2.7. RNA Isolation and Gene Expression Analysis

In gene expression study, another group of olive plants of the same varieties, age and growth conditions, were exposed to cold stress (0 ± 2 °C) in a growth chamber for 24 h (9 a.m.–9 a.m.) during the subsequent winter (December and replicated in January). From December to January plants were grown outdoors at ambient temperature and sunlight before transferring to the cold room. Different plants were used in December and in January trial to avoid cumulative responses. The time points for the gene expression study were 0.5, 1, 2, 3, 6 and 24 h after treatment initiation. Leaf samples (third and fourth leaves starting from the top of the shoot) per cultivar and treatment were collected (n = 4) in each time point and were directly frozen at −80 °C. Subsequently, we isolated total RNA by NucleoSpin® RNA Plant kit (Macherey-Nagel, Duren, Germany). The expressions of specific mRNAs were determined by reverse transcription (RT) and then by quantitative PCR (qPCR) employing gene-specific primers according to [28] (Table 1).

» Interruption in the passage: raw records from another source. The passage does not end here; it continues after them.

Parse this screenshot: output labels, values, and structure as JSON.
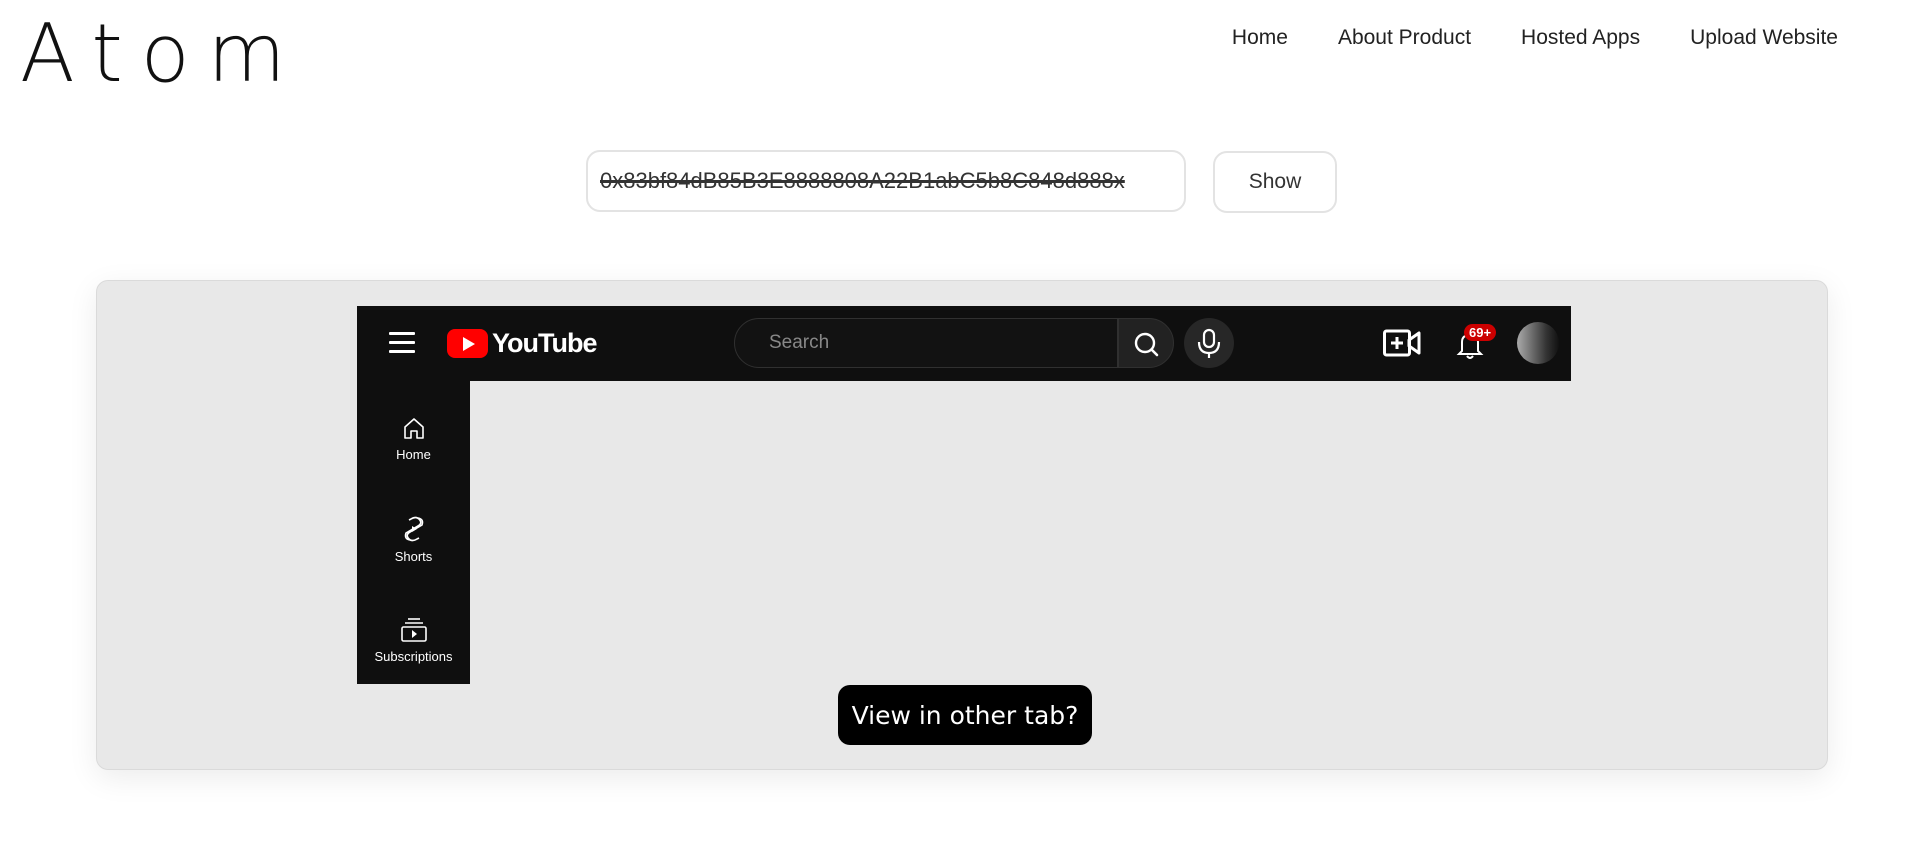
{
  "brand": {
    "logo": "Atom"
  },
  "nav": {
    "items": [
      {
        "label": "Home"
      },
      {
        "label": "About Product"
      },
      {
        "label": "Hosted Apps"
      },
      {
        "label": "Upload Website"
      }
    ]
  },
  "address_bar": {
    "value": "0x83bf84dB85B3E8888808A22B1abC5b8C848d888x"
  },
  "show_button": {
    "label": "Show"
  },
  "preview": {
    "youtube": {
      "logo_text": "YouTube",
      "search_placeholder": "Search",
      "notification_badge": "69+",
      "sidebar": [
        {
          "label": "Home",
          "icon": "home-icon"
        },
        {
          "label": "Shorts",
          "icon": "shorts-icon"
        },
        {
          "label": "Subscriptions",
          "icon": "subscriptions-icon"
        }
      ]
    },
    "view_tab_label": "View in other tab?"
  }
}
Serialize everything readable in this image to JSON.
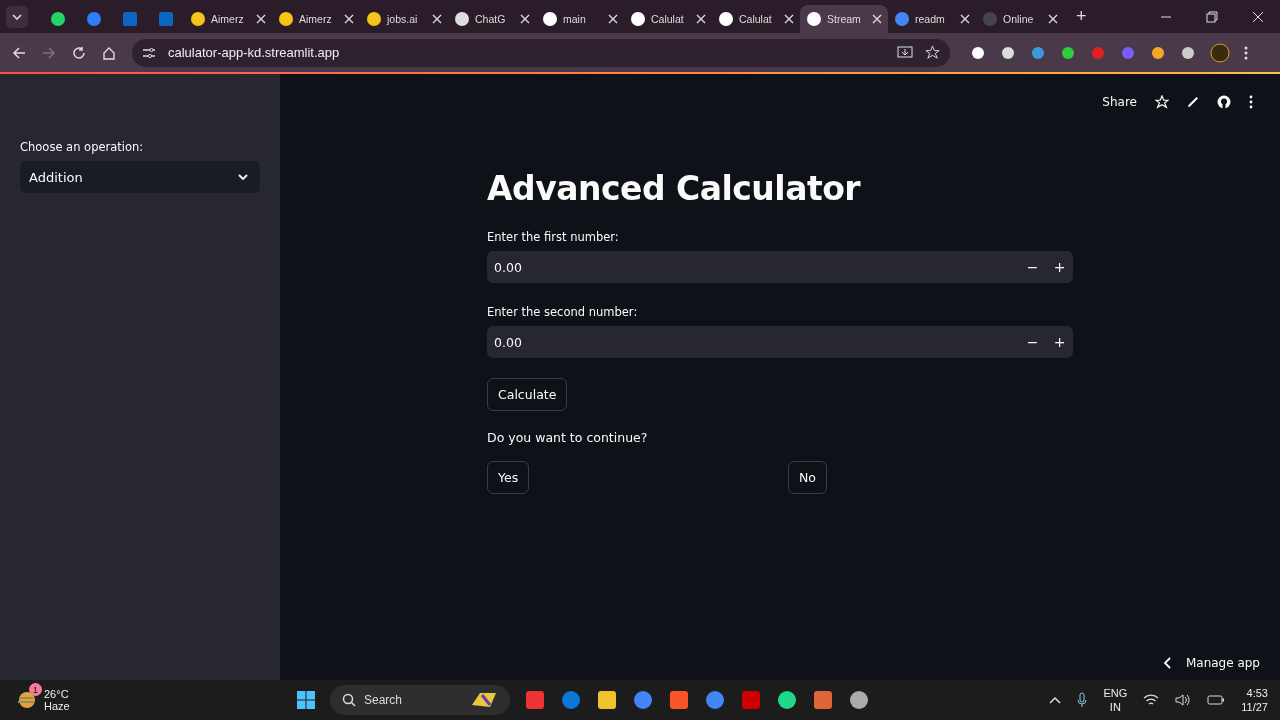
{
  "browser": {
    "tabs": [
      {
        "kind": "pinned",
        "selected": false
      },
      {
        "kind": "pinned",
        "selected": false
      },
      {
        "kind": "pinned",
        "selected": false
      },
      {
        "kind": "pinned",
        "selected": false
      },
      {
        "kind": "normal",
        "label": "Aimerz",
        "selected": false
      },
      {
        "kind": "normal",
        "label": "Aimerz",
        "selected": false
      },
      {
        "kind": "normal",
        "label": "jobs.ai",
        "selected": false
      },
      {
        "kind": "normal",
        "label": "ChatG",
        "selected": false
      },
      {
        "kind": "normal",
        "label": "main",
        "selected": false
      },
      {
        "kind": "normal",
        "label": "Calulat",
        "selected": false
      },
      {
        "kind": "normal",
        "label": "Calulat",
        "selected": false
      },
      {
        "kind": "normal",
        "label": "Stream",
        "selected": true
      },
      {
        "kind": "normal",
        "label": "readm",
        "selected": false
      },
      {
        "kind": "normal",
        "label": "Online",
        "selected": false
      }
    ],
    "new_tab": "+",
    "address": "calulator-app-kd.streamlit.app"
  },
  "sidebar": {
    "label": "Choose an operation:",
    "operation": "Addition"
  },
  "header": {
    "share": "Share"
  },
  "main": {
    "title": "Advanced Calculator",
    "inputs": [
      {
        "label": "Enter the first number:",
        "value": "0.00",
        "minus": "−",
        "plus": "+"
      },
      {
        "label": "Enter the second number:",
        "value": "0.00",
        "minus": "−",
        "plus": "+"
      }
    ],
    "calculate": "Calculate",
    "question": "Do you want to continue?",
    "choices": [
      "Yes",
      "No"
    ]
  },
  "manage_app": "Manage app",
  "taskbar": {
    "weather_badge": "1",
    "temperature": "26°C",
    "condition": "Haze",
    "search_placeholder": "Search",
    "language": "ENG",
    "region": "IN",
    "time": "4:53",
    "date": "11/27"
  }
}
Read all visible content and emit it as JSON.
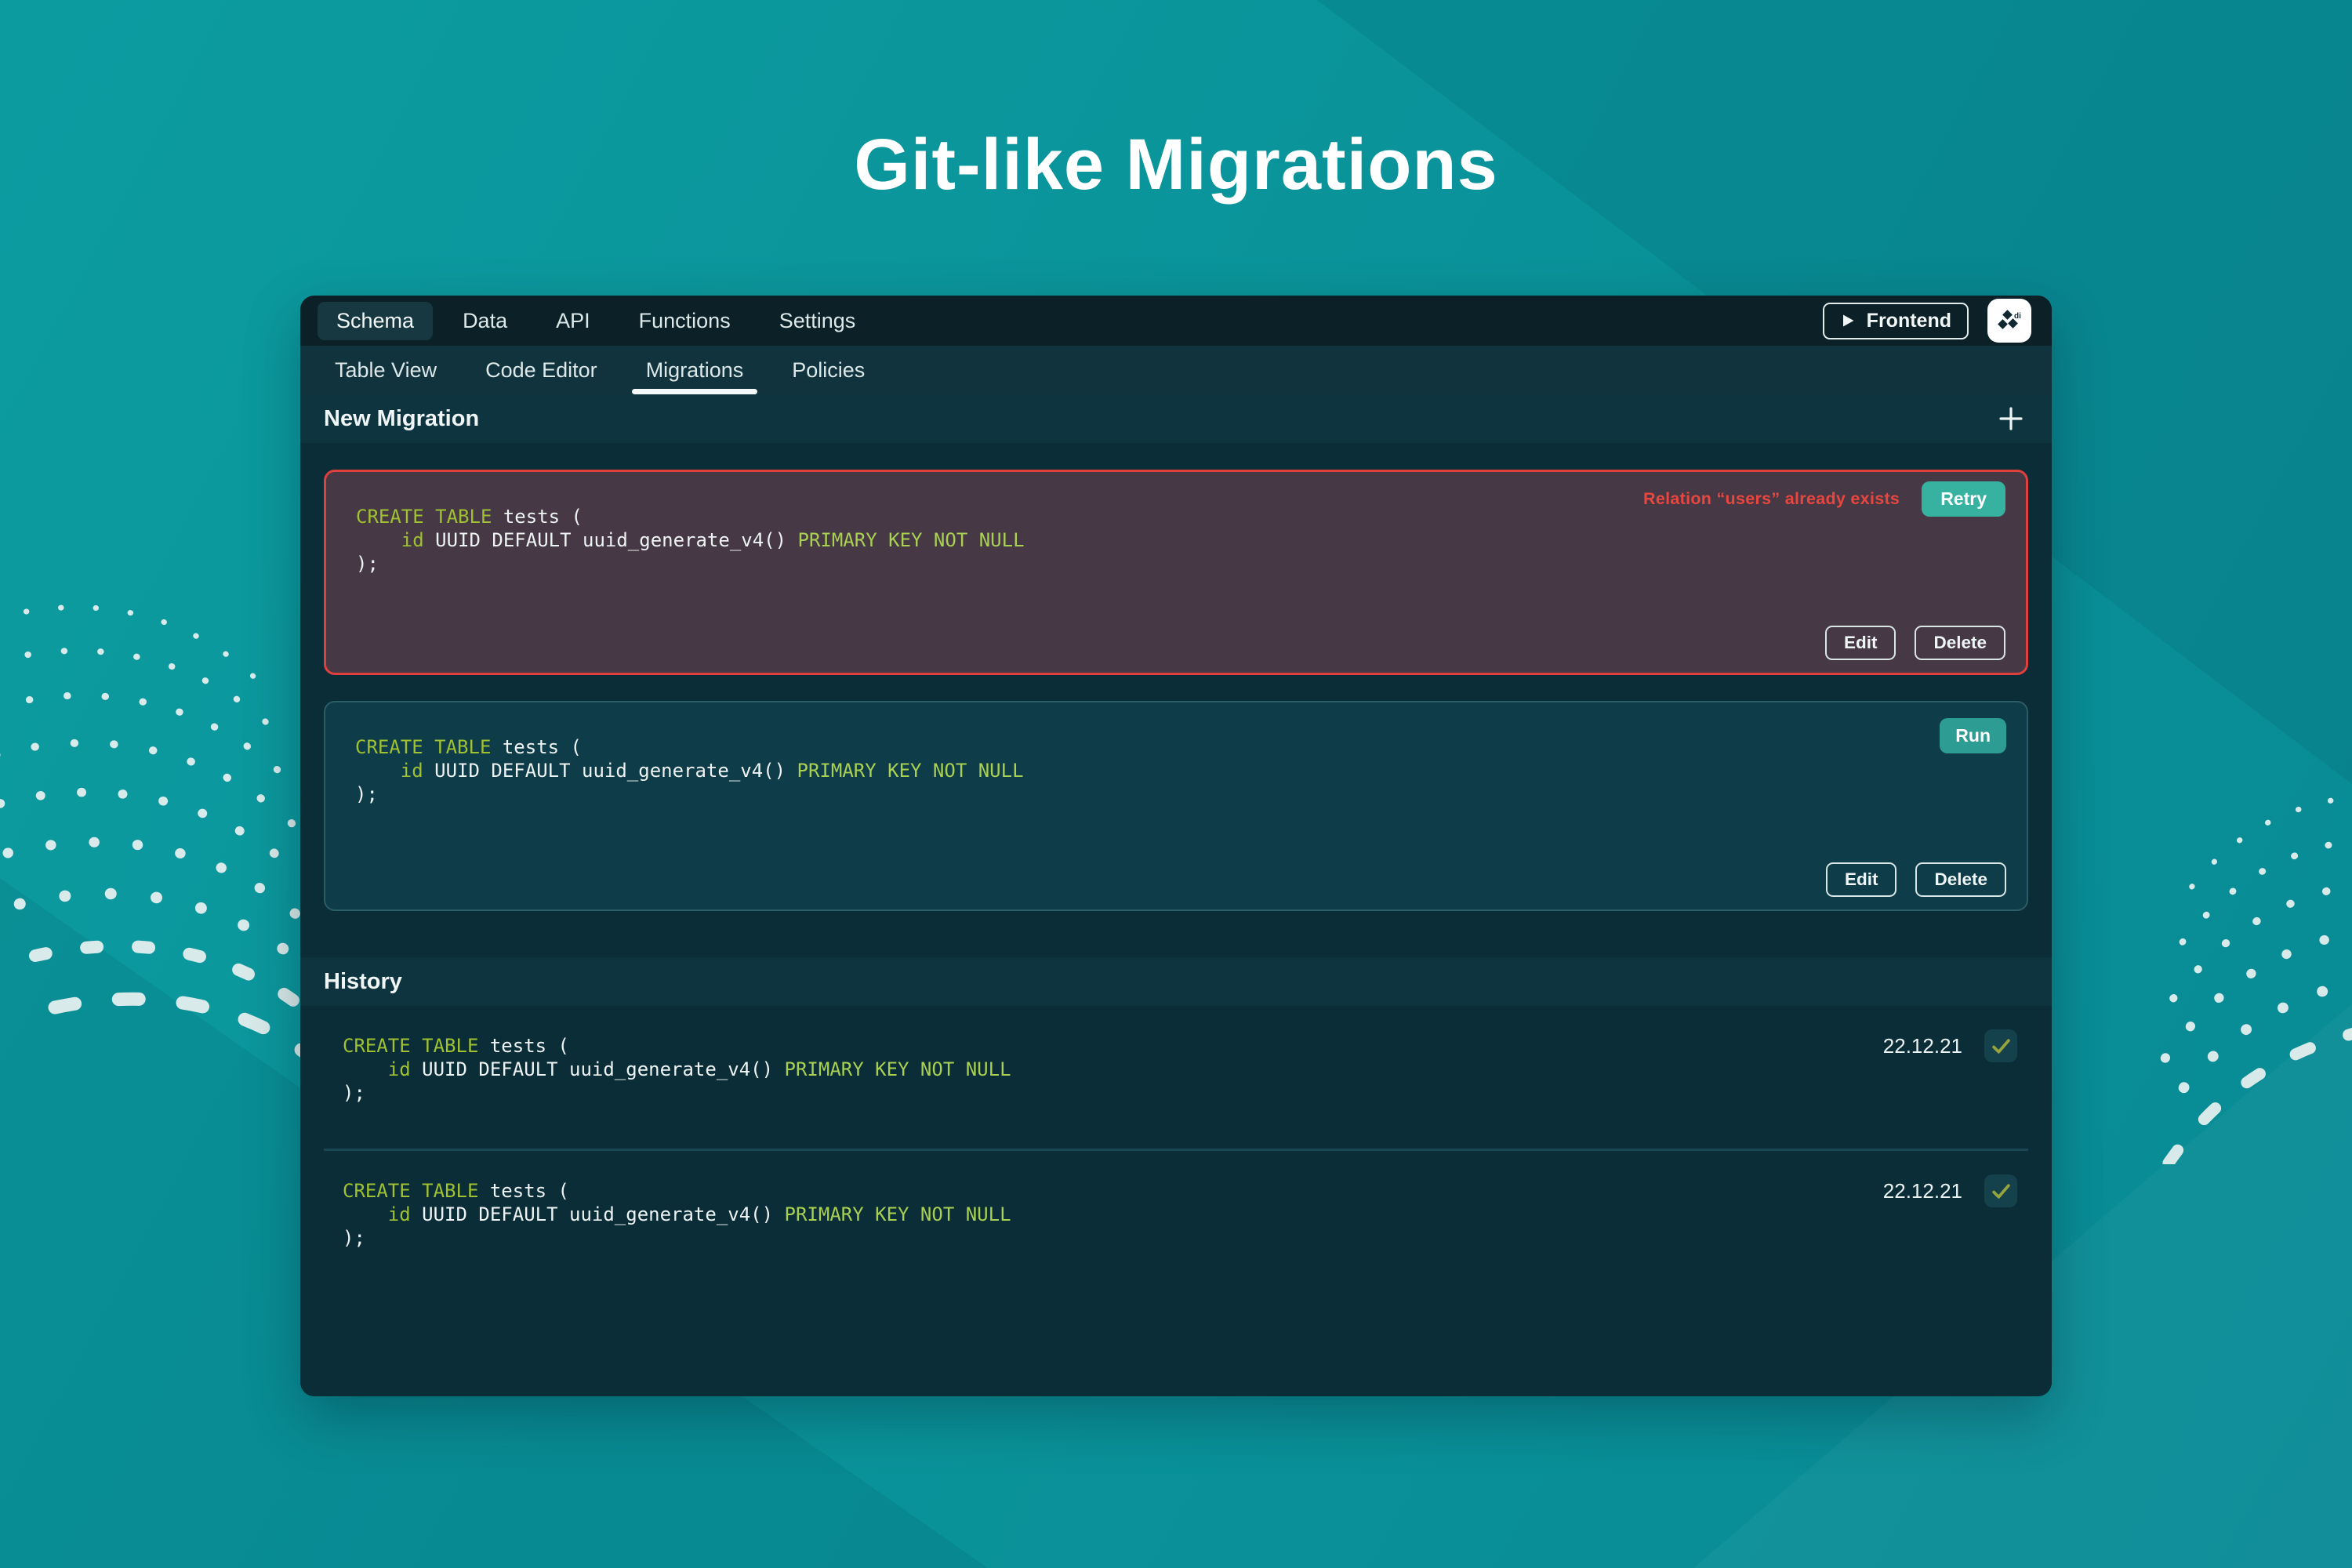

Complementary DNA synthesis was realized with 0.5–1 μg DNAse-treated RNA with the kit Tetro Reverse Transcriptase (Bioline, London, UK) or PrimeScript Reverse Transcriptase (Takara, Clontech, CA, USA) with three separate biological replicates. The total reaction quantity was 40 μL and then it was diluted five times in nuclease-free water. Quantitative PCR analysis was done in reactions with 1× buffer including KAPA™ SYBR® Green FAST qPCR Kit Master Mix (KapaBiosystems, Cape Town, South Africa). In every 10 μL reaction, we used 2 μL of the RT product. Then we did absolute quantification for qPCR products using OeTIP41 as a reference gene. Gene expression was presented as reference gene-normalized levels of the target genes. StepOne Software v2.1 was employed to analyze gene expression (Applied Biosystems, Foster City, CA, USA).

2.8. Statistical Analysis

The software SPSS (SPSS Inc., Chicago, IL, USA) was used for data analysis employing one-way analysis of variance (ANOVA). The least significant difference (LSD) test at p = 0.05 was employed to detect statistically significant differences among treatments. For gene expression, an additional paired t-test was employed for each time point to detect differences among olive cultivars. Fifty plants of each cultivar were used in total. In each experiment, 4 plants of each cultivar were used for each treatment.

3. Results

3.1. Photosynthesis Parameters

Νet photosynthetic rate (Pn) measured in both cultivars highlighted their difference, as in control plants, without cold treatment, “Mastoidis” (Figure 1a, blue line) displayed lower Pn than “Koroneiki” (Figure 1b, blue line). In general, cold stress treatment did not affect the photosynthetic rate of the plants. In cv. “Mastoidis”, the 4-day treated plants followed the same trend with the control plants while the 2-day stressed plants exhibited an increased value during the third day of the treatment. In “Koroneiki”, the decrease in the photosynthetic rate of stressed plants was not statistically important. Stomatal conductance (Gs), also measured as a photosynthetic parameter, followed the same trend in both cultivars as Pn (Figure 1c,d). “Mastoidis” control plants (Figure 1c) had lower Gs than “Koroneiki” control plants (Figure 1d). During cold stress, “Mastoidis” 4-day stressed plants responded as the control plants, while the 2-day stressed plants had a non-significant increased Gs value the third day, as also observed for Pn. “Koroneiki” 2-day stressed plants exhibited decreased Gs in the last two days, same as Pn measurements, but this reduction was not statistically significant.
The quantification of intercellular CO2 (Ci) (Figure 1e,f) revealed no differences between the control plants of the two cultivars. Moreover, the Ci values of the stressed plants were not affected by the night frost treatment, implying that both cultivars were able to tolerate the stress applied.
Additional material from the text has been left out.